YCD Board and Staff held a planning day and it was decided that we move into a more formal direction working with Young People. Due to the number of Young People who offend and those at risk of offending the focus was clearly identified. The first specific Youth Justice service contract negotiated was Community Service Coordination for young people who are required to complete hours under a Community Service or Community Works order.
This project has streamlined services for these Young People creating clearer accountability by them and a consistent system for them to understand. This project was a 2 year pilot partly funded by Child Youth and Family.
In addition to this we have identified the need to provide case management systems for these and other Young People to support change in their lives.
Christchurch City Council community relations division agreed to contract several independent evaluations to be done on groups that were allocated funding and appeared as a seperate ongoing item in the budget. YCD was one of three groups to be evaluated in 2002. Creative Communities was contracted to carry out the evaluation which was very thorough and intense process for Board, Management and Staff. The evaluation was completed and presented to YCD in mid December 2002 and become an extremely valuable tool for the organisation.

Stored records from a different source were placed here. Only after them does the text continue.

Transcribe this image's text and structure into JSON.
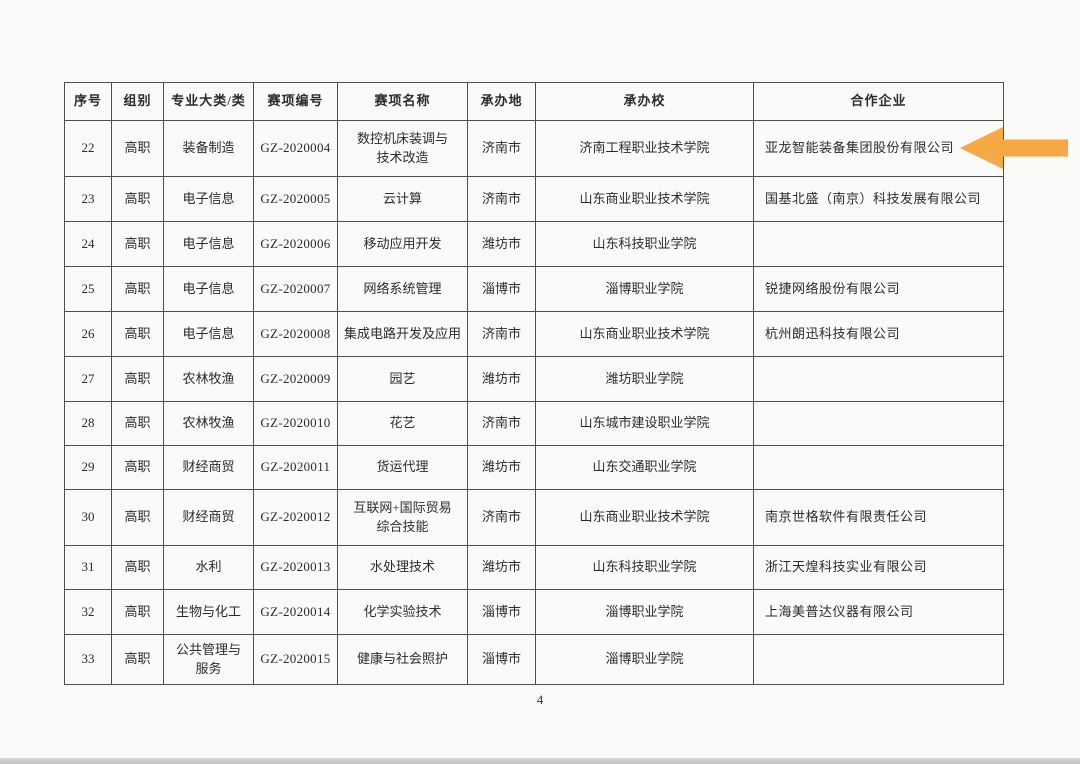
{
  "page": {
    "number": "4"
  },
  "table": {
    "columns": [
      {
        "key": "no",
        "label": "序号"
      },
      {
        "key": "group",
        "label": "组别"
      },
      {
        "key": "category",
        "label": "专业大类/类"
      },
      {
        "key": "code",
        "label": "赛项编号"
      },
      {
        "key": "name",
        "label": "赛项名称"
      },
      {
        "key": "host_city",
        "label": "承办地"
      },
      {
        "key": "host_school",
        "label": "承办校"
      },
      {
        "key": "partner",
        "label": "合作企业"
      }
    ],
    "rows": [
      {
        "no": "22",
        "group": "高职",
        "category": "装备制造",
        "code": "GZ-2020004",
        "name": "数控机床装调与\n技术改造",
        "host_city": "济南市",
        "host_school": "济南工程职业技术学院",
        "partner": "亚龙智能装备集团股份有限公司"
      },
      {
        "no": "23",
        "group": "高职",
        "category": "电子信息",
        "code": "GZ-2020005",
        "name": "云计算",
        "host_city": "济南市",
        "host_school": "山东商业职业技术学院",
        "partner": "国基北盛（南京）科技发展有限公司"
      },
      {
        "no": "24",
        "group": "高职",
        "category": "电子信息",
        "code": "GZ-2020006",
        "name": "移动应用开发",
        "host_city": "潍坊市",
        "host_school": "山东科技职业学院",
        "partner": ""
      },
      {
        "no": "25",
        "group": "高职",
        "category": "电子信息",
        "code": "GZ-2020007",
        "name": "网络系统管理",
        "host_city": "淄博市",
        "host_school": "淄博职业学院",
        "partner": "锐捷网络股份有限公司"
      },
      {
        "no": "26",
        "group": "高职",
        "category": "电子信息",
        "code": "GZ-2020008",
        "name": "集成电路开发及应用",
        "host_city": "济南市",
        "host_school": "山东商业职业技术学院",
        "partner": "杭州朗迅科技有限公司"
      },
      {
        "no": "27",
        "group": "高职",
        "category": "农林牧渔",
        "code": "GZ-2020009",
        "name": "园艺",
        "host_city": "潍坊市",
        "host_school": "潍坊职业学院",
        "partner": ""
      },
      {
        "no": "28",
        "group": "高职",
        "category": "农林牧渔",
        "code": "GZ-2020010",
        "name": "花艺",
        "host_city": "济南市",
        "host_school": "山东城市建设职业学院",
        "partner": ""
      },
      {
        "no": "29",
        "group": "高职",
        "category": "财经商贸",
        "code": "GZ-2020011",
        "name": "货运代理",
        "host_city": "潍坊市",
        "host_school": "山东交通职业学院",
        "partner": ""
      },
      {
        "no": "30",
        "group": "高职",
        "category": "财经商贸",
        "code": "GZ-2020012",
        "name": "互联网+国际贸易\n综合技能",
        "host_city": "济南市",
        "host_school": "山东商业职业技术学院",
        "partner": "南京世格软件有限责任公司"
      },
      {
        "no": "31",
        "group": "高职",
        "category": "水利",
        "code": "GZ-2020013",
        "name": "水处理技术",
        "host_city": "潍坊市",
        "host_school": "山东科技职业学院",
        "partner": "浙江天煌科技实业有限公司"
      },
      {
        "no": "32",
        "group": "高职",
        "category": "生物与化工",
        "code": "GZ-2020014",
        "name": "化学实验技术",
        "host_city": "淄博市",
        "host_school": "淄博职业学院",
        "partner": "上海美普达仪器有限公司"
      },
      {
        "no": "33",
        "group": "高职",
        "category": "公共管理与\n服务",
        "code": "GZ-2020015",
        "name": "健康与社会照护",
        "host_city": "淄博市",
        "host_school": "淄博职业学院",
        "partner": ""
      }
    ]
  },
  "annotation": {
    "arrow_icon": "orange-left-arrow",
    "arrow_color": "#f5a843"
  }
}
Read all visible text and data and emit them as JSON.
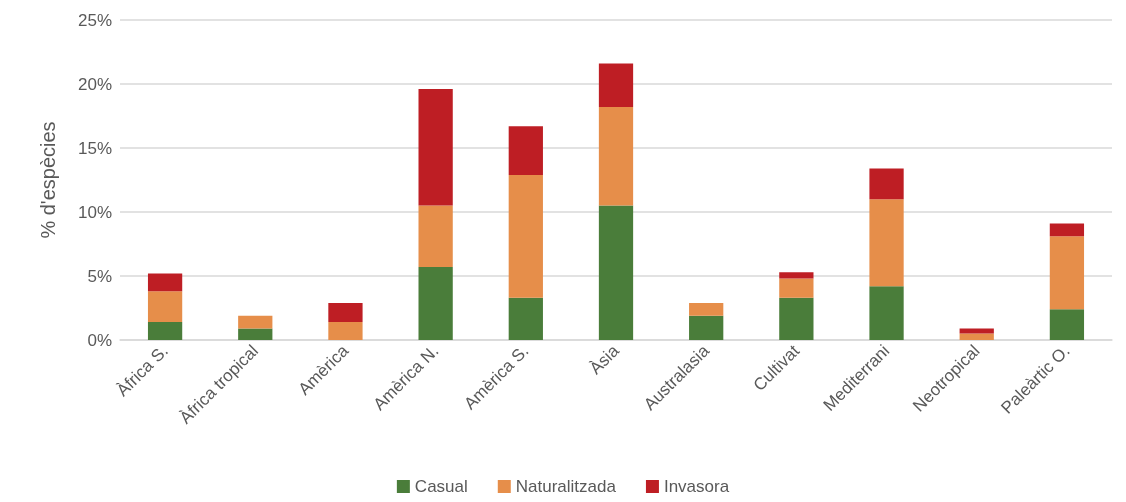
{
  "chart_data": {
    "type": "bar",
    "stacked": true,
    "ylabel": "% d'espècies",
    "categories": [
      "Àfrica S.",
      "Àfrica tropical",
      "Amèrica",
      "Amèrica N.",
      "Amèrica S.",
      "Àsia",
      "Australasia",
      "Cultivat",
      "Mediterrani",
      "Neotropical",
      "Paleàrtic O."
    ],
    "series": [
      {
        "name": "Casual",
        "color": "#4a7d3a",
        "values": [
          1.4,
          0.9,
          0,
          5.7,
          3.3,
          10.5,
          1.9,
          3.3,
          4.2,
          0,
          2.4
        ]
      },
      {
        "name": "Naturalitzada",
        "color": "#e68e4a",
        "values": [
          2.4,
          1.0,
          1.4,
          4.8,
          9.6,
          7.7,
          1.0,
          1.5,
          6.8,
          0.5,
          5.7
        ]
      },
      {
        "name": "Invasora",
        "color": "#be1e24",
        "values": [
          1.4,
          0,
          1.5,
          9.1,
          3.8,
          3.4,
          0,
          0.5,
          2.4,
          0.4,
          1.0
        ]
      }
    ],
    "ylim": [
      0,
      25
    ],
    "yticks": [
      {
        "value": 0,
        "label": "0%"
      },
      {
        "value": 5,
        "label": "5%"
      },
      {
        "value": 10,
        "label": "10%"
      },
      {
        "value": 15,
        "label": "15%"
      },
      {
        "value": 20,
        "label": "20%"
      },
      {
        "value": 25,
        "label": "25%"
      }
    ],
    "grid": "y",
    "legend": "bottom"
  }
}
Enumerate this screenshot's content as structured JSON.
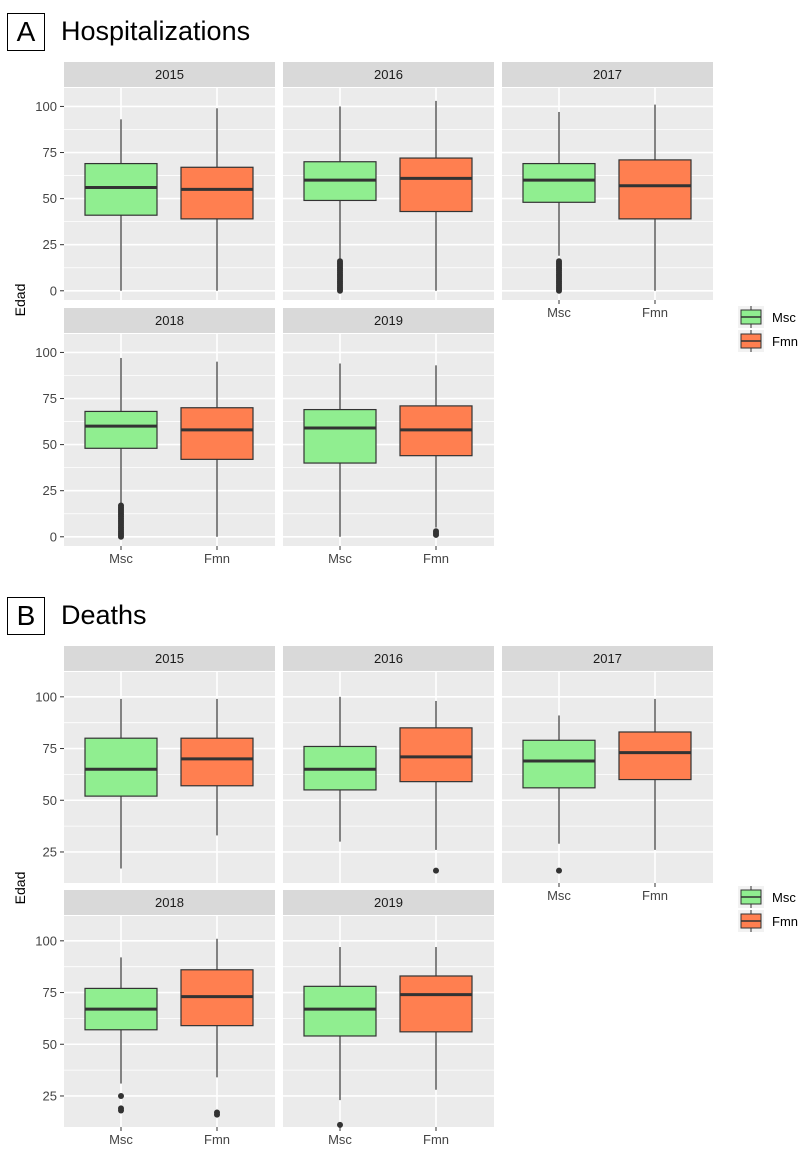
{
  "colors": {
    "male": "#90ee90",
    "female": "#ff7f50",
    "panel_bg": "#ebebeb",
    "strip_bg": "#d9d9d9",
    "grid": "#ffffff",
    "outline": "#333333"
  },
  "chart_data": [
    {
      "type": "boxplot",
      "panel_letter": "A",
      "title": "Hospitalizations",
      "ylabel": "Edad",
      "ylim": [
        -5,
        110
      ],
      "y_ticks": [
        0,
        25,
        50,
        75,
        100
      ],
      "categories": [
        "Msc",
        "Fmn"
      ],
      "legend": {
        "placement": "right",
        "entries": [
          "Msc",
          "Fmn"
        ]
      },
      "facets": [
        {
          "label": "2015",
          "boxes": [
            {
              "category": "Msc",
              "min": 0,
              "q1": 41,
              "median": 56,
              "q3": 69,
              "max": 93,
              "outliers": []
            },
            {
              "category": "Fmn",
              "min": 0,
              "q1": 39,
              "median": 55,
              "q3": 67,
              "max": 99,
              "outliers": []
            }
          ]
        },
        {
          "label": "2016",
          "boxes": [
            {
              "category": "Msc",
              "min": 17,
              "q1": 49,
              "median": 60,
              "q3": 70,
              "max": 100,
              "outliers": [
                0,
                1,
                2,
                3,
                4,
                5,
                6,
                7,
                8,
                9,
                10,
                11,
                12,
                13,
                14,
                15,
                16
              ]
            },
            {
              "category": "Fmn",
              "min": 0,
              "q1": 43,
              "median": 61,
              "q3": 72,
              "max": 103,
              "outliers": []
            }
          ]
        },
        {
          "label": "2017",
          "boxes": [
            {
              "category": "Msc",
              "min": 19,
              "q1": 48,
              "median": 60,
              "q3": 69,
              "max": 97,
              "outliers": [
                0,
                1,
                2,
                3,
                4,
                5,
                6,
                7,
                8,
                9,
                10,
                11,
                12,
                13,
                14,
                15,
                16
              ]
            },
            {
              "category": "Fmn",
              "min": 0,
              "q1": 39,
              "median": 57,
              "q3": 71,
              "max": 101,
              "outliers": []
            }
          ]
        },
        {
          "label": "2018",
          "boxes": [
            {
              "category": "Msc",
              "min": 18,
              "q1": 48,
              "median": 60,
              "q3": 68,
              "max": 97,
              "outliers": [
                0,
                1,
                2,
                3,
                4,
                5,
                6,
                7,
                8,
                9,
                10,
                11,
                12,
                13,
                14,
                15,
                16,
                17
              ]
            },
            {
              "category": "Fmn",
              "min": 0,
              "q1": 42,
              "median": 58,
              "q3": 70,
              "max": 95,
              "outliers": []
            }
          ]
        },
        {
          "label": "2019",
          "boxes": [
            {
              "category": "Msc",
              "min": 0,
              "q1": 40,
              "median": 59,
              "q3": 69,
              "max": 94,
              "outliers": []
            },
            {
              "category": "Fmn",
              "min": 5,
              "q1": 44,
              "median": 58,
              "q3": 71,
              "max": 93,
              "outliers": [
                1,
                2,
                3
              ]
            }
          ]
        }
      ]
    },
    {
      "type": "boxplot",
      "panel_letter": "B",
      "title": "Deaths",
      "ylabel": "Edad",
      "ylim": [
        10,
        112
      ],
      "y_ticks": [
        25,
        50,
        75,
        100
      ],
      "categories": [
        "Msc",
        "Fmn"
      ],
      "legend": {
        "placement": "right",
        "entries": [
          "Msc",
          "Fmn"
        ]
      },
      "facets": [
        {
          "label": "2015",
          "boxes": [
            {
              "category": "Msc",
              "min": 17,
              "q1": 52,
              "median": 65,
              "q3": 80,
              "max": 99,
              "outliers": []
            },
            {
              "category": "Fmn",
              "min": 33,
              "q1": 57,
              "median": 70,
              "q3": 80,
              "max": 99,
              "outliers": []
            }
          ]
        },
        {
          "label": "2016",
          "boxes": [
            {
              "category": "Msc",
              "min": 30,
              "q1": 55,
              "median": 65,
              "q3": 76,
              "max": 100,
              "outliers": []
            },
            {
              "category": "Fmn",
              "min": 26,
              "q1": 59,
              "median": 71,
              "q3": 85,
              "max": 98,
              "outliers": [
                16
              ]
            }
          ]
        },
        {
          "label": "2017",
          "boxes": [
            {
              "category": "Msc",
              "min": 29,
              "q1": 56,
              "median": 69,
              "q3": 79,
              "max": 91,
              "outliers": [
                16
              ]
            },
            {
              "category": "Fmn",
              "min": 26,
              "q1": 60,
              "median": 73,
              "q3": 83,
              "max": 99,
              "outliers": []
            }
          ]
        },
        {
          "label": "2018",
          "boxes": [
            {
              "category": "Msc",
              "min": 31,
              "q1": 57,
              "median": 67,
              "q3": 77,
              "max": 92,
              "outliers": [
                18,
                19,
                25
              ]
            },
            {
              "category": "Fmn",
              "min": 34,
              "q1": 59,
              "median": 73,
              "q3": 86,
              "max": 101,
              "outliers": [
                16,
                17
              ]
            }
          ]
        },
        {
          "label": "2019",
          "boxes": [
            {
              "category": "Msc",
              "min": 23,
              "q1": 54,
              "median": 67,
              "q3": 78,
              "max": 97,
              "outliers": [
                11
              ]
            },
            {
              "category": "Fmn",
              "min": 28,
              "q1": 56,
              "median": 74,
              "q3": 83,
              "max": 97,
              "outliers": []
            }
          ]
        }
      ]
    }
  ]
}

In September 2002 YCD had been notified that 92 Lichfield Street had been sold and to the company 92 Lichfield Co and redevelopment was in the planning. The Manager contacted Christchurch City Council and requested a meeting about the commitment Council had to the ongoing support for YCD. A proposal was given to the finance committee asking for a further commitment for YCD lease costs. The commitment was set at 50,000 per year.
In May 2003 a building became available in Cashel Street and after several visits and much discussion with CCC property section and the owner we saw this as a brilliant option. The CCC was approached by the Manger to consider increasing the amount granted from 50,000 to 70,000. A 6 year lease was signed for 212 Cashel Street through to 23 Bedford Row and the centre was moved on the 7 July 2003. The new premises were very different to the previous venues. The building was 7 years old, Three stories high with many additional chattels.
Following the 22 February 2011 Earthquake YCD relocated to 301 Cashel Street where we continue to provide the services to Young People.
YCD had been for some time moving into working with Young People involved in the Justice system. It was decided to move the main focus of the organisation from DropIn to Case Management services for Young People.
YCD also increased the services provided by securing contracts and 15 years of life has determined the direction of services by being prepared to consider change based on need.
YCD Provides services to Young People who are at risk of or who are getting involved in an offending circle. The services offered at YCD have been developed over time through recognising a need. There are now some Care and Protection services within YCD focusing on safety, wellbeing, education and support.
YCD has a diverse staff makeup offering physical, psychological, cultural and spiritual safety in the services.
All staff are required to be Members of the Canterbury Youth Workers Collective practicing within the the standards set out in the Code of Ethics.
Through the projects run at YCD Young People are case managed providing assessment of need and referrals to specific and appropriate agencies for things such as, Drug and Alcohol, Stopping Violence, Abuse and Grief Counselling, Whakapapa, Victim Support and Legal advice. Young People are also encouraged to reconnect with old interests such as Sport, the Arts, Cultural Groups, Church and other activities. All services offered at YCD are inline with the Youth Development Strategy, Youth Offending Strategy and the Youth Health Strategy.